The evening's first full-flung bit of nostalgia is the recollection, as Simon Le Bon shouts his way through New Moon on Monday, of the weakness of his singing voice. Packed into a tight-fitting sleeveless white top that screams 1982 but not in a nice way, he sings flatly, breathlessly, unable to hold the key notes.

None of this is helped by a clumsy-oaf stage persona. Trying to do a rock'n'roll leap from a very low-level amp, he trips and goes flying. In another rock-star gesture - mike-stand twirling - he knocks the whole thing over. In between he cavorts, dances badly, punches the air, stoops to pick up some red roses and a pair of black undies, thrown by an adoring crowd. Lots of women take photographs of him, presumably to put on their biscuit tins for those moments of temptation.

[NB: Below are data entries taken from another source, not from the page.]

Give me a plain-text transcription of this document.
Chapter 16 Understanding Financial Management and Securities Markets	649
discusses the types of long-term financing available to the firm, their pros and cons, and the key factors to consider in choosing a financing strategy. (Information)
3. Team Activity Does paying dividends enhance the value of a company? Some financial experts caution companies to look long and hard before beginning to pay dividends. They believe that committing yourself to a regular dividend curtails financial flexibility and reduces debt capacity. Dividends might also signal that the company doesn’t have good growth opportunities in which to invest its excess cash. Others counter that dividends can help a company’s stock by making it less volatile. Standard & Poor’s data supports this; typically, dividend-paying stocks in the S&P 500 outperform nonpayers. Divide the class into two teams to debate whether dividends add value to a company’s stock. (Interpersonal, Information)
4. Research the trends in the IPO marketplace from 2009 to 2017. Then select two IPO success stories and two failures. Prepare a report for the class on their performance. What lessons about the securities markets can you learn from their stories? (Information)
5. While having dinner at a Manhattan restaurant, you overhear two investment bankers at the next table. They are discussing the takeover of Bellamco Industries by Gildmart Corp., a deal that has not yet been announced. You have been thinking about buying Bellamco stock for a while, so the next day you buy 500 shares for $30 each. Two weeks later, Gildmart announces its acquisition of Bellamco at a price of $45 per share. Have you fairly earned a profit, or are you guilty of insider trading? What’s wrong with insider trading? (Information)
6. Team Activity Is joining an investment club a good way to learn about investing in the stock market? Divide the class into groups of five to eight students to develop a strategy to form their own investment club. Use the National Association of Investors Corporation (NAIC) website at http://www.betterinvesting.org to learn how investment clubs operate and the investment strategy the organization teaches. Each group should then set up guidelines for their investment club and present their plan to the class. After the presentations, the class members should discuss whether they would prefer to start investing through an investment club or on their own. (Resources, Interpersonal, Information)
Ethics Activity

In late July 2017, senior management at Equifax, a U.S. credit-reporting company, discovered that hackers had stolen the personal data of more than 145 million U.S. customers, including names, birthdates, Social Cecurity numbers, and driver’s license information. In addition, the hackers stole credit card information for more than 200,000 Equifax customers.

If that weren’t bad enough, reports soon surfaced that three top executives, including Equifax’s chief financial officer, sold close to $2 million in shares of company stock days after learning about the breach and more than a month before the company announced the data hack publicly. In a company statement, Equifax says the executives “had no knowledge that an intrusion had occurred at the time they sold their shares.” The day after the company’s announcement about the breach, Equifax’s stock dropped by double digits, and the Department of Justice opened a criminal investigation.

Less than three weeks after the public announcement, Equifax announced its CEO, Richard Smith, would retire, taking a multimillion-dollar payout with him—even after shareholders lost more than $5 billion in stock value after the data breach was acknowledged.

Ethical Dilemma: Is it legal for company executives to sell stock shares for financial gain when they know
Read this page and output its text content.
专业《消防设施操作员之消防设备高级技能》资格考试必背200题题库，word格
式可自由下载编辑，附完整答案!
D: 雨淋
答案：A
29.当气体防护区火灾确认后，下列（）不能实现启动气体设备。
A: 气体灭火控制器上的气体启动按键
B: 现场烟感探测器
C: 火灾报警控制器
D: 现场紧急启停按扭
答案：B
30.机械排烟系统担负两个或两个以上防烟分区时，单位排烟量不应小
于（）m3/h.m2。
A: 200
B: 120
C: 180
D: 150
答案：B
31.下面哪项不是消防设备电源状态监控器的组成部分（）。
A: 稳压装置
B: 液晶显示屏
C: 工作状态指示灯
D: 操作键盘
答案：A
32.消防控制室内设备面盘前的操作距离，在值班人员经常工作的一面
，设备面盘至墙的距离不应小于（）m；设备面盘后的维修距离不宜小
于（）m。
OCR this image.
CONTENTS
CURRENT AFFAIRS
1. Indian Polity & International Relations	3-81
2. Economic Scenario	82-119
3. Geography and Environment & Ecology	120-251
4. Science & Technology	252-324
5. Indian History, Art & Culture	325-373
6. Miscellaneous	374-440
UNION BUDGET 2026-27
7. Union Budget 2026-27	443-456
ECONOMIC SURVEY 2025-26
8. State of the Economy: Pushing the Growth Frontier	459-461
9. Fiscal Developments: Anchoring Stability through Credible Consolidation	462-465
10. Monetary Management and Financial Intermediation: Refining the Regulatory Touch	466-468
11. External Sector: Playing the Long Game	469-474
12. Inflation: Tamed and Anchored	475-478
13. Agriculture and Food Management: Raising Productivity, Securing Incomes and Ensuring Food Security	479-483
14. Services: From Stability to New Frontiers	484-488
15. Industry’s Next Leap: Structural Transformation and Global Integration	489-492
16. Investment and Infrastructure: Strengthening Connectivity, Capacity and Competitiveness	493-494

In the corner, twiddling with synthy knobs, is Nick Rhodes, still sporting David Sylvian's old haircut and lashings of scary Goth make-up. They make an odd couple, especially during Hallucinating Elvis, one of the more painful parts of the evening. With a backdrop of virtual-reality projections in which the King comes among us, Le Bon adds a silver shirt and Brains glasses to his ensemble, presumably wanting to look like an Elvis impersonator. He doesn't; he looks like Les Gray, erstwhile lead singer with Mud, while Rhodes has something of Andy Warhol about him in certain lights. It is like being stuck in a really giddy episode of Stars in their Eyes.

Except that this tour clearly has a much smaller budget. It's the cheapness of the proceedings that really pulls you up, marks the time that has passed between the days of that video for Rio and now. The screen on which they show arty videos and the cyber-Elvis is a big crinkled sheet; they have no backing singers, only perky female voices on tape. As a big finale they kick a few balloons into the audience in a forlorn, underwhelming gesture. They get kicked back.

All that saves the night from being convincing evidence on which to ban nostalgia (this thought does present itself as Le Bon high-kicks during their cover of White Lines) is that when they stick to their most simple pop creations - Girls on Film, Ordinary World, Save a Prayer and Rio - they can still endear. But when they get rocky and pretentious (Playing with Uranium) or the vocals get beyond Le Bon (Hungry Like a Wolf), it all becomes a very convincing case for living in the here and now, instead of looking back.

Duran Duran play the Apollo, Manchester (0161-242 2560) tonight, the NEC Birmingham (0121-780 4133) on Thursday, then tour.